Option A — Google Gemini (free tier)

  1. Go to aistudio.google.com/apikey and sign in.
  2. Click Create API key and copy it.
  3. In PounceSQL: Settings → AI Provider → Google, paste the key.
  4. Pick gemini-2.5-flash and start chatting. Free-tier limits are generous for learning.

Option B — Ollama (100% local & private)

  1. Install Ollama (or brew install ollama).
  2. Pull a coding-tuned model: ollama pull qwen2.5-coder
  3. In PounceSQL: Settings → AI Provider → Ollama, endpoint http://localhost:11434.
  4. Load the model list, pick your model — nothing ever leaves your Mac.

Prefer the big models? A few dollars of OpenAI or Anthropic credits go a long way.

Hands-on lessons

From your first query to charts.

Paste each query into the editor and hit Run (⌘↵), or ask the AI to do it for you. Work top to bottom — every lesson builds on the last.

  1. 1

    Your first query

    pokemon.db

    SELECT chooses columns, WHERE filters rows, ORDER BY sorts, LIMIT caps the count. Find the ten hardest-hitting Fire types:

    SELECT name, type1, attack
    FROM pokemon
    WHERE type1 = 'Fire'
    ORDER BY attack DESC
    LIMIT 10;

    Try next: change 'Fire' to 'Water', or sort by speed.

  2. 2

    Count & group

    pokemon.db

    Aggregate functions summarise many rows. GROUP BY makes one row per group — here, per type — with a count and an average:

    SELECT type1,
           COUNT(*)            AS count,
           ROUND(AVG(total), 0) AS avg_power
    FROM pokemon
    GROUP BY type1
    ORDER BY count DESC;

    Try next: add HAVING COUNT(*) > 40 to keep only the common types.

  3. 3

    Join two tables

    starwars.db

    Real data lives in linked tables. A JOIN follows the foreign key — each character's planet_id points at a planet:

    SELECT people.name, planet.name AS homeworld
    FROM people
    JOIN planet ON people.planet_id = planet.id
    WHERE planet.name = 'Tatooine';

    Try next: swap in 'Naboo', or add people.height and sort by it.

  4. 4

    Let the AI write it

    any database · AI

    Don't know the syntax yet? Type the question in the AI Assistant and it writes engine-correct SQL you can read, tweak, and run with Use in editor:

    Ask: “Which homeworld has produced the most characters?”

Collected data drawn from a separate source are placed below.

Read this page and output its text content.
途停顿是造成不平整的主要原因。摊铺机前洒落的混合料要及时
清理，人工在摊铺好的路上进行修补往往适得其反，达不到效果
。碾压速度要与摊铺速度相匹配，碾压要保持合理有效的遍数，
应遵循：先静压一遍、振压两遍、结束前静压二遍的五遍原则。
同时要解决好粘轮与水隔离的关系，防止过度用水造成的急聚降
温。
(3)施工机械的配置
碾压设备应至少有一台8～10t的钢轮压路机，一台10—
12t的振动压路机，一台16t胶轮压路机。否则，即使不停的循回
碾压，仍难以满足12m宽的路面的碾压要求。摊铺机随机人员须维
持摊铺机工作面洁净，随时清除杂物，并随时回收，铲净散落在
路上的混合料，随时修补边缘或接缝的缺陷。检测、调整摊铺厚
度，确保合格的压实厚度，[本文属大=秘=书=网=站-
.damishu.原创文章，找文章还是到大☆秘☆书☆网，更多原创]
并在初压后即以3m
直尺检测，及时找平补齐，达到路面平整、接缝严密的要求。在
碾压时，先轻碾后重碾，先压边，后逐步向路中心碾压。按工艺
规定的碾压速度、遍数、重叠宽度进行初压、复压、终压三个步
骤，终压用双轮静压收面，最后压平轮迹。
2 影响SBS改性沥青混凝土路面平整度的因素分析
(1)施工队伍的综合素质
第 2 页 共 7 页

    Read the JOIN + GROUP BY it generates — that's lesson 2 and 3 combined. Then ask it "explain that query."

  5. 5

    See it as a chart

    any database · AI

    Numbers are easier to grasp as pictures. Ask for a chart and PounceSQL renders it inline — then export it as PNG:

    Ask: “Chart the average attack by Pokémon type.”

    Also try: "give me the KPIs for this database" for a dashboard of headline numbers.

  6. 6

    Map the whole schema

    any database · AI

    New database? Get the lay of the land instantly — the AI draws an entity-relationship diagram of the tables and how they connect:

    Ask: “Diagram the relationships in this database.”

    Now you can see which columns to JOIN on before you write a line of SQL.